Before I self-published my first novel, STILL ALICE, last summer, I tried going the traditional route. I spent a year querying literary agents. But no one wanted my book. I was sitting in a holding pattern with a completed novel and no one reading it, waiting to find out if STILL ALICE was ‘good enough,’ waiting to find out if I was a ‘real writer,’ unable to give myself permission to write the next book. This was not a fun year.

To the last agent that year who said, “No thanks,” I said, “Okay, then. I’ve had enough of this. I’m self-publishing.”

I’m so grateful I had the confidence to ignore his response:

“Don’t self-publish. You’ll kill your writing career before it begins.”

He couldn’t have been more wrong.

Instead of fearfully sticking my novel in a drawer, I moved forward. I self-published STILL ALICE, and the journey that followed and continues has been the ride of my life! I ultimately still wanted that big publishing house book deal, I just wasn't going to go the traditional route.
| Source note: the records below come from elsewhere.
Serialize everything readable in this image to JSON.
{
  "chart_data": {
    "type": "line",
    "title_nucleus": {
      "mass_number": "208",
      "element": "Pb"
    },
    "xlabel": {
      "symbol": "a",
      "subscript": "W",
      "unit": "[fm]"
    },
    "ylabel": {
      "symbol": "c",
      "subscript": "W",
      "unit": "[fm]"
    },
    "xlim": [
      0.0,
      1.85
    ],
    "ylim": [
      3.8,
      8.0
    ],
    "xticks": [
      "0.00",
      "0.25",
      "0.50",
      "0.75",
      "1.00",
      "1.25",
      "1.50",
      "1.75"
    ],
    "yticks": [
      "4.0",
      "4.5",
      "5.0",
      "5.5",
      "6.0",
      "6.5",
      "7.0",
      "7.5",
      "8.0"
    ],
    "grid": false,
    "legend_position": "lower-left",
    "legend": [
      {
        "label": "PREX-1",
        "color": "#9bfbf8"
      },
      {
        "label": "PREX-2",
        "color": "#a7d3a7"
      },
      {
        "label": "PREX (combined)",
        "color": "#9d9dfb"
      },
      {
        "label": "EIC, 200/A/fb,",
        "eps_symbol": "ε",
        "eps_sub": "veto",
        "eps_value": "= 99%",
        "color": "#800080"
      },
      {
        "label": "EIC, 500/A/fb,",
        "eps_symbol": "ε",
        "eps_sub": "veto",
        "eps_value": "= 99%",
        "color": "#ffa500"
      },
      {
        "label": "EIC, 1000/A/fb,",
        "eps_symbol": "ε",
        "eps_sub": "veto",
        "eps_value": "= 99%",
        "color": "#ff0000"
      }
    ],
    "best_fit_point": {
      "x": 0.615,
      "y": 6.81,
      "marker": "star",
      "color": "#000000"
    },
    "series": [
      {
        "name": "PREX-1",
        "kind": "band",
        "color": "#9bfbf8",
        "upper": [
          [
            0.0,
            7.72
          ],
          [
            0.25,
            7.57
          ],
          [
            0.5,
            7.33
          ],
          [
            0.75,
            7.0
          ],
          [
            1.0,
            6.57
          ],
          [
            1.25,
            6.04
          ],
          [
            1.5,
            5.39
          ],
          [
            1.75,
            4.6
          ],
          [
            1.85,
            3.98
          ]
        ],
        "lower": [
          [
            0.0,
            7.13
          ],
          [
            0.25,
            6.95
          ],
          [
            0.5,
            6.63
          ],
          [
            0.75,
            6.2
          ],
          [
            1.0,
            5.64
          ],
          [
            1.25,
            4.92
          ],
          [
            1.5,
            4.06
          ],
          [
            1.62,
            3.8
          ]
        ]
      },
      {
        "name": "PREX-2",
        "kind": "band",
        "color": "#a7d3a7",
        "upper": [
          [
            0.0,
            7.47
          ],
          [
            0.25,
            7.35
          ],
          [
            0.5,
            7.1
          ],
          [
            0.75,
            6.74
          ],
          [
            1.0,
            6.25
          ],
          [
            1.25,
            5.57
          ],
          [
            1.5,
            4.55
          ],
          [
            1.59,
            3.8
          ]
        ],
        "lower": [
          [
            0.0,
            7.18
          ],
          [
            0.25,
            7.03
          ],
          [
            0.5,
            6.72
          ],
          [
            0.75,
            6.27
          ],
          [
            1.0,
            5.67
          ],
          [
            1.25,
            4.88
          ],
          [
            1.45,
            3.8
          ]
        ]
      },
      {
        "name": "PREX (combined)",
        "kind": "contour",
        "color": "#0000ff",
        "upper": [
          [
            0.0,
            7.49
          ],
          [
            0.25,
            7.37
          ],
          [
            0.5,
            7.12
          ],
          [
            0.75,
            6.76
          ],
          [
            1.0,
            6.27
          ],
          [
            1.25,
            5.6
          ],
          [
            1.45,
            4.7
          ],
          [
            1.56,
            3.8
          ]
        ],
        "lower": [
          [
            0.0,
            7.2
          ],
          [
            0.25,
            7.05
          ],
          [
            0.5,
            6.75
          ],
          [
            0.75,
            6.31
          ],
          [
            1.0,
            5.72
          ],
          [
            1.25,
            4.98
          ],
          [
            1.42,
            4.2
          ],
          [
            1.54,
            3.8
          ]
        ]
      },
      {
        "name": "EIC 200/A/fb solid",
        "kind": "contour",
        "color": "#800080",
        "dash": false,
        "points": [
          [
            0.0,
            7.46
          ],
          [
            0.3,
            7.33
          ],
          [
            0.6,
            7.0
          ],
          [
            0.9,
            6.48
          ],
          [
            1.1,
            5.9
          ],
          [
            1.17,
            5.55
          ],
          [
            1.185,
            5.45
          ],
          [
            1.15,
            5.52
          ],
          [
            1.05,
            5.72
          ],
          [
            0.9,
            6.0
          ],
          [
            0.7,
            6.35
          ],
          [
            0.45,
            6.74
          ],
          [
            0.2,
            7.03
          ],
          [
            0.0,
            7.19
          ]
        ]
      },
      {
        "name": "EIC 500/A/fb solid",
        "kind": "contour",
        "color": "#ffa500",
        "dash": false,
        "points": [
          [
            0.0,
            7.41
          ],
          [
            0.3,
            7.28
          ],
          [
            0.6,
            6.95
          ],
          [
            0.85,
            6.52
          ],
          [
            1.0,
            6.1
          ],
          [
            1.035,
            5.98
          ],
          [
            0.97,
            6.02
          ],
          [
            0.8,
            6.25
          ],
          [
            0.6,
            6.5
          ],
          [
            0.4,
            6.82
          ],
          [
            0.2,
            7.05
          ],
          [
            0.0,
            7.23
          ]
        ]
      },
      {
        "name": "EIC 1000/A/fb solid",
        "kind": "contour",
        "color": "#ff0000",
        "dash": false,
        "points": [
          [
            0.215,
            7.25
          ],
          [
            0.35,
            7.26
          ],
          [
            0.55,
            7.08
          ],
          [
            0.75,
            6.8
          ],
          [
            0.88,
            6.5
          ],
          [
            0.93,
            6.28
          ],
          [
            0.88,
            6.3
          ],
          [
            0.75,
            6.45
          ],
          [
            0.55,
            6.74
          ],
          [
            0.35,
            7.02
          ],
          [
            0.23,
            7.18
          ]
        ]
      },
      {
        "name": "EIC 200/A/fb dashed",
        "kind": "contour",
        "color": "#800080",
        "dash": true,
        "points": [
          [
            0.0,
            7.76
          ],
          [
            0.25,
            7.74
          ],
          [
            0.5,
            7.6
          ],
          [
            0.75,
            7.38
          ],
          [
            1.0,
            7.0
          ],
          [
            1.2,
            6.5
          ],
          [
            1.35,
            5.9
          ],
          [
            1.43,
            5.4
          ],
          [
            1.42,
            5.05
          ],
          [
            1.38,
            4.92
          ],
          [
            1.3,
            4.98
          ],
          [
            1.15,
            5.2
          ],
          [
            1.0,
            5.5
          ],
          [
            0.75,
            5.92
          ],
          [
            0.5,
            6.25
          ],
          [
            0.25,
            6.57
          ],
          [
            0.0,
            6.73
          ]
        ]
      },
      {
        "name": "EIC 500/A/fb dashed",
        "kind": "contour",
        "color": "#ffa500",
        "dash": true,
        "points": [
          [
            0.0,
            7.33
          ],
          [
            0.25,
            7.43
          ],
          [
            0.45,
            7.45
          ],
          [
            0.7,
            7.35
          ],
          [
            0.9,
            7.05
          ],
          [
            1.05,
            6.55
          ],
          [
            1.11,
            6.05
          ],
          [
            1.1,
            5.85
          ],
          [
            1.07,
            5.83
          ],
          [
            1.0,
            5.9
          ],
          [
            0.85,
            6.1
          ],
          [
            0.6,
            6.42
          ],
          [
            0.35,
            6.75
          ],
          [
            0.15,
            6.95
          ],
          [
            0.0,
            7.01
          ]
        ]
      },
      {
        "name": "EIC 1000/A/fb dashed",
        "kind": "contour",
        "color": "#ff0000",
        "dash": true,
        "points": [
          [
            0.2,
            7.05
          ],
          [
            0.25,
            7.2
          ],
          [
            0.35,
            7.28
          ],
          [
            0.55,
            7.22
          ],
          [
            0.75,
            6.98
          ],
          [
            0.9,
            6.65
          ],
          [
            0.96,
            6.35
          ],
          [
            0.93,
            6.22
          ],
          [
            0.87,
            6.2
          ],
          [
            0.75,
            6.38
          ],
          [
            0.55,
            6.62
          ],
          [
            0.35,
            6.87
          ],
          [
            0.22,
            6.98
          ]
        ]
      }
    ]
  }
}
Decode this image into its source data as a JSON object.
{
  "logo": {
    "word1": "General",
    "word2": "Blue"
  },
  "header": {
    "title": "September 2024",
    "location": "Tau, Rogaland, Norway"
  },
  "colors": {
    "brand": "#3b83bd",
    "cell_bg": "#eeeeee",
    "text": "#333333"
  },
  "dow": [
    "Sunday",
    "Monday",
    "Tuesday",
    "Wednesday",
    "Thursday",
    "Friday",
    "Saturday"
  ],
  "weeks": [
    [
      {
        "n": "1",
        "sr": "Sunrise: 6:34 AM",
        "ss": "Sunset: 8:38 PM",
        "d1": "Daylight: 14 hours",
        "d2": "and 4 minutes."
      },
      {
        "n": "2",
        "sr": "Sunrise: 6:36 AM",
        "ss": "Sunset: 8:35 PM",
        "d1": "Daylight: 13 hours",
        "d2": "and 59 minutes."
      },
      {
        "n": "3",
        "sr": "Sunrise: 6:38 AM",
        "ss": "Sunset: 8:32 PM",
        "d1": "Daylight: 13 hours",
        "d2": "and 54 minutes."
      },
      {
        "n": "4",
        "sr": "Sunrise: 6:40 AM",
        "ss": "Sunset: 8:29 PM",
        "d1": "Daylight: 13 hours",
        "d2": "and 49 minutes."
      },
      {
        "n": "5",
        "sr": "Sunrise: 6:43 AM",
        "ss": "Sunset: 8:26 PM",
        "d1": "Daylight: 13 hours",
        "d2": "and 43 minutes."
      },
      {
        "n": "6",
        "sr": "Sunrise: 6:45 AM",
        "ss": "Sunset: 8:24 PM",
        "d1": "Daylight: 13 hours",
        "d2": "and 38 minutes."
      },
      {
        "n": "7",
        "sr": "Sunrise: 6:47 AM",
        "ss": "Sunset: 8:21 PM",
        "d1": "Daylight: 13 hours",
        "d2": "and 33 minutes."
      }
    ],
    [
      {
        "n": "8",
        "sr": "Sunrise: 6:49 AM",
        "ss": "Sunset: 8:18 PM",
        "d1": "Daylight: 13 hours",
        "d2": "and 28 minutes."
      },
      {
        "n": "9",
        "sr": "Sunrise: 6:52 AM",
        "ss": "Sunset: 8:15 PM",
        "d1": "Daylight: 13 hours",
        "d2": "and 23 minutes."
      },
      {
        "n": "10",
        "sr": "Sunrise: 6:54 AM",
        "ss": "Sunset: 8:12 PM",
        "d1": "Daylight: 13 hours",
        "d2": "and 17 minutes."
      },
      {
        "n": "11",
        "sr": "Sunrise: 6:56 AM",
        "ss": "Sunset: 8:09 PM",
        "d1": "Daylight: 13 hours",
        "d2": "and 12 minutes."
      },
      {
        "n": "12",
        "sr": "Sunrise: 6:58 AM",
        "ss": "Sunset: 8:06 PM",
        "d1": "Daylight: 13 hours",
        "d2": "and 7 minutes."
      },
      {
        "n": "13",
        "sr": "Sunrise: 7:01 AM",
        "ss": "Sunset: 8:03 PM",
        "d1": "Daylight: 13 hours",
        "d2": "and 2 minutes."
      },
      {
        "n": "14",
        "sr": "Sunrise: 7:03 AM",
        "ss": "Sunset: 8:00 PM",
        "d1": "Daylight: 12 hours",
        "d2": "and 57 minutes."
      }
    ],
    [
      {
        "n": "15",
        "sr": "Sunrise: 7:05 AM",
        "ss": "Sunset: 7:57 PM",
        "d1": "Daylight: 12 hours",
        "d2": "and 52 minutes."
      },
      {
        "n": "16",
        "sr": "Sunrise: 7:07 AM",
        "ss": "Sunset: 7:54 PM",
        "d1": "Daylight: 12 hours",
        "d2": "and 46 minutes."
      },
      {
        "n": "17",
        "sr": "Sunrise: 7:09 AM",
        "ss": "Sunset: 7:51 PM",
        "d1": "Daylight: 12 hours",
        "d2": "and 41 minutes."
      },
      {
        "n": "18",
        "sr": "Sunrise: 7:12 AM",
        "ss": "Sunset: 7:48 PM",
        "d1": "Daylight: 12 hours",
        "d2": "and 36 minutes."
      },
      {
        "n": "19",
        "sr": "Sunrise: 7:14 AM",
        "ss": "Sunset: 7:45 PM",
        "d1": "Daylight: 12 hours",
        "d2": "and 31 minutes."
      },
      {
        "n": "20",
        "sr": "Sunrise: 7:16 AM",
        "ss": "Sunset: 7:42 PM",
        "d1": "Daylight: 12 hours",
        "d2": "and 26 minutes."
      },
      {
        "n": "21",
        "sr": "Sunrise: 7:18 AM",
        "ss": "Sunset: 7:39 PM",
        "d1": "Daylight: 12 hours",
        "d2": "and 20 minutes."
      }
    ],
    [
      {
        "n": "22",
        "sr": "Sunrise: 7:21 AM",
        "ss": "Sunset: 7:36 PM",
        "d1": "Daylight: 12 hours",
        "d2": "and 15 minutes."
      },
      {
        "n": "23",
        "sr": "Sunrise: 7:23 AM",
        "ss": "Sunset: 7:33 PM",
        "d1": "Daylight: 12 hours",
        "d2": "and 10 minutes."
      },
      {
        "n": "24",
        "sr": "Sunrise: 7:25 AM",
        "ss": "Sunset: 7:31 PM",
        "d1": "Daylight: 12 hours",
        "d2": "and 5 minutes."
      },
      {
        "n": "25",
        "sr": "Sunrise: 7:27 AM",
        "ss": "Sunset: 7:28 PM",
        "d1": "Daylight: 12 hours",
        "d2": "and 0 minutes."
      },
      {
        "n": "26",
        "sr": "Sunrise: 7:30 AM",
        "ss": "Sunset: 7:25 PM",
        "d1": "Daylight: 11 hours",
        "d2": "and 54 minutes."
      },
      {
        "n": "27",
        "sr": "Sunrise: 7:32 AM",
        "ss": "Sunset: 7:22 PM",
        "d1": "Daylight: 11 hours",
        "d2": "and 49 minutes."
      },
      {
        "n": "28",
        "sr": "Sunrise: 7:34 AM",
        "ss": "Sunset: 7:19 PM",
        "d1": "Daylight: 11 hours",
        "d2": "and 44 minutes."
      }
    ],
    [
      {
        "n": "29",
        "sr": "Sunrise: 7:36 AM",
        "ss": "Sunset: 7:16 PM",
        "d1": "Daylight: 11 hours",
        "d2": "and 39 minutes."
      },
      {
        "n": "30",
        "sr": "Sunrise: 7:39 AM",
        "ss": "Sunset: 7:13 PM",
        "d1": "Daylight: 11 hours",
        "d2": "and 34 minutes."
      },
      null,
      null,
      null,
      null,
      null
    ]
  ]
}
I was in for almost a year of guerilla marketing, of putting on my armor and battling every day, trying to overcome the stigma of being a self-published author, trying to scale the wall of the publishing house castle.

I listed STILL ALICE on myspace, goodreads, shelfari, and more. I managed my own website and blog. I read David Meerman Scott's The New Rules of Marketing and PR and John Kremer's 1001 Ways to Market Your Books. I scheduled at least two book events a month: Readings and signings at local bookstores, coffee shops, Alzheimer's facilities or conferences, book clubs. And after seven months, after I'd started getting some good feedback and local press, I hired Kelley & Hall Book Publicity to join me in my efforts.

In the three months that I worked with Kelley & Hall, STILL ALICE was featured on television and radio. It was reviewed in newspapers, blogs, and at amazon.com. It was chosen for book clubs, as a staff pick at bookstores, and as a Finalist in General Fiction in the 2008 Next Generation Indie Book Awards. And it won the 2008 Bronte Prize for best love story in North America.

By nine months, things were definitely beginning to vibrate. By ten months, you could hear the BUZZ. Word of mouth and a generous introduction led me to a literary agent who loved my book and within a week of signing our contract, I was inside the castle. STILL ALICE sold at auction to Simon & Schuster for six figures! They’ve sold it to publishing houses in nine other countries with more to follow and plan to release it in the US on January 6, 2009.